The legislation would require PBMs to get a license from the Oklahoma State Board of Pharmacy and to share more information with customers about their inner workings.

Rep. David Derby, a pharmacist and the bill’s sponsor, said the measure would bring the companies under state oversight for the first time.

“We’ve got somebody out there who’s making life decisions for you and your constituents that are not regulated in the state of Oklahoma,” the Owasso Republican told the House Public Health Committee, which he chairs. “They are totally unregulated.”

The committee approved the bill 7-3. It now moves to the full House.

Derby, who works as a pharmacist at a Wal-Mart, told The Associated Press before the hearing that the bill is meant to bring all prescription drug-related businesses working in the state under consistent regulation.

“As a pharmacist, I have to follow certain guidelines,” he said. “However, with PBMs using mail-orders out of state, particularly dealing with Florida, they follow Florida law even though the prescription was written in Oklahoma.”

As health management organizations do with hospital networks, PBMs such as Express Scripts and CVS Caremark claim to save employers and employees money by negotiating drug prices with pharmacies on their behalf. Their contracts cover roughly two-thirds of the country’s population, according to the Pharmaceutical Care Management Association, a national PBM advocacy group.

However, PBMs aren’t required to reveal whether they have special relationships or agreements with drug manufacturers or pharmacies to steer customers toward certain drugs, according to John Faust, the Oklahoma pharmacy board’s executive director.

“You may be paying a higher amount than you would with another company, and neither you nor your employer would know about it,” Faust told the AP.

Faust said PBMs sometimes modify prescriptions – changing it to a generic or changing its term from 30 to 90 days, for example – before the prescription is sent to the PBM’s contracted pharmacy. Derby’s bill would require PBMs to disclose how much they stand to profit by directing customers to different drugs, among other information.

“Whatever things go on inside that PBM, that I know of, there is no oversight by anyone of what goes on in that office,” Faust said. “Let’s say that you have a disagreement with what occurred in that office.

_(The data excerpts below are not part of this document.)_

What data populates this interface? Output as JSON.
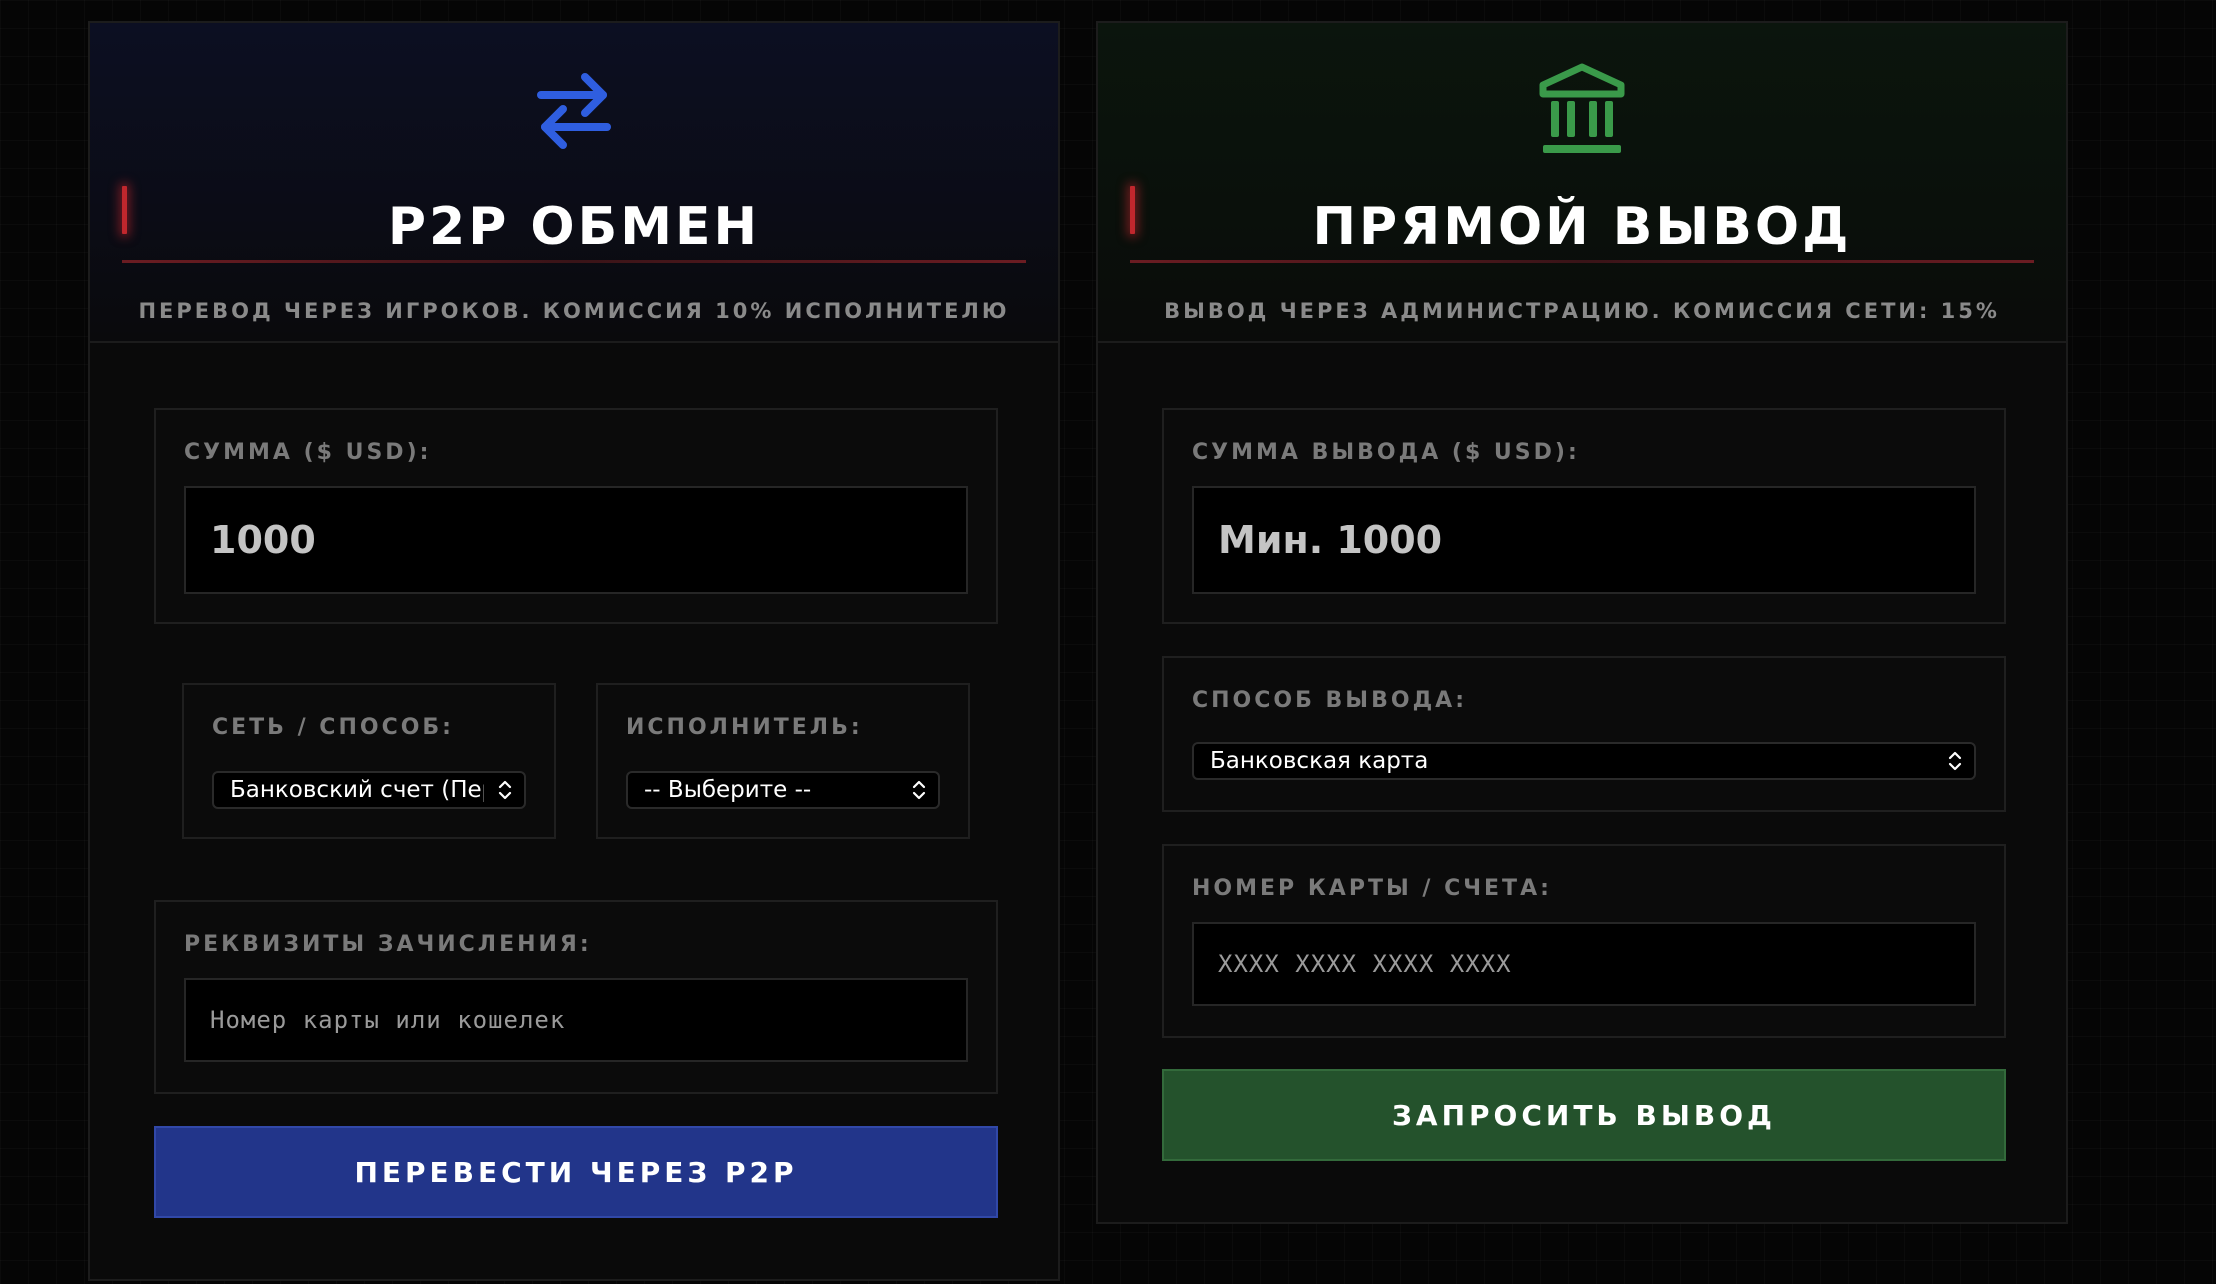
{
  "p2p": {
    "icon": "arrows-exchange-icon",
    "icon_color": "#2f5ee0",
    "title": "P2P ОБМЕН",
    "subtitle": "ПЕРЕВОД ЧЕРЕЗ ИГРОКОВ. КОМИССИЯ 10% ИСПОЛНИТЕЛЮ",
    "amount": {
      "label": "СУММА ($ USD):",
      "value": "1000"
    },
    "network": {
      "label": "СЕТЬ / СПОСОБ:",
      "selected": "Банковский счет (Перевод)"
    },
    "executor": {
      "label": "ИСПОЛНИТЕЛЬ:",
      "selected": "-- Выберите --"
    },
    "details": {
      "label": "РЕКВИЗИТЫ ЗАЧИСЛЕНИЯ:",
      "placeholder": "Номер карты или кошелек"
    },
    "submit_label": "ПЕРЕВЕСТИ ЧЕРЕЗ P2P",
    "button_color": "#22358a"
  },
  "direct": {
    "icon": "bank-icon",
    "icon_color": "#3a9a4a",
    "title": "ПРЯМОЙ ВЫВОД",
    "subtitle": "ВЫВОД ЧЕРЕЗ АДМИНИСТРАЦИЮ. КОМИССИЯ СЕТИ: 15%",
    "amount": {
      "label": "СУММА ВЫВОДА ($ USD):",
      "placeholder": "Мин. 1000"
    },
    "method": {
      "label": "СПОСОБ ВЫВОДА:",
      "selected": "Банковская карта"
    },
    "account": {
      "label": "НОМЕР КАРТЫ / СЧЕТА:",
      "placeholder": "XXXX XXXX XXXX XXXX"
    },
    "submit_label": "ЗАПРОСИТЬ ВЫВОД",
    "button_color": "#24522c"
  },
  "accent_color": "#c0272d"
}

Who do you call to complain?”

Faust emphasized that any pharmacy that mails prescriptions to Oklahoma already must be licensed, but a PBM doesn’t, even if it makes those pharmacy-like decisions.

But a spokesman for the Pharmaceutical Care Management Association, which opposes the bill, disputed Faust’s claims that PBMs were unregulated and could modify prescriptions.

“That’s not correct – the clinician or physician makes the decision,” spokesman Charles Cote said. He said employers contacting with PBMs can specify whether to emphasize generics or other drug details.

Cote accused the Oklahoma State Board of Pharmacy, which is mostly made up of pharmacists, of trying to regulate companies negotiating their payments. That’s a conflict of interest, he said, that would raise costs for employers and employees.

“It provides pharmacists with competitive information that they otherwise wouldn’t have,” Cote said. “They can in turn raise prices.”

But Derby countered that transparency would help employers make better decisions in contracts with PBMs, enhancing competition.

Faust added that the pharmacy board was formed to protect customers from pharmacists, not the other way around. He also said that a local PBM in Oklahoma City pushed for the bill, though he declined to name the company and directed the AP to its attorney, former Attorney General Larry Derryberry. Derryberry’s office did not return a request for comment.

“We did not request this bill,” Faust said. “While I recognize the concern, I think if you look at the history of our board, they try very hard to be objective.”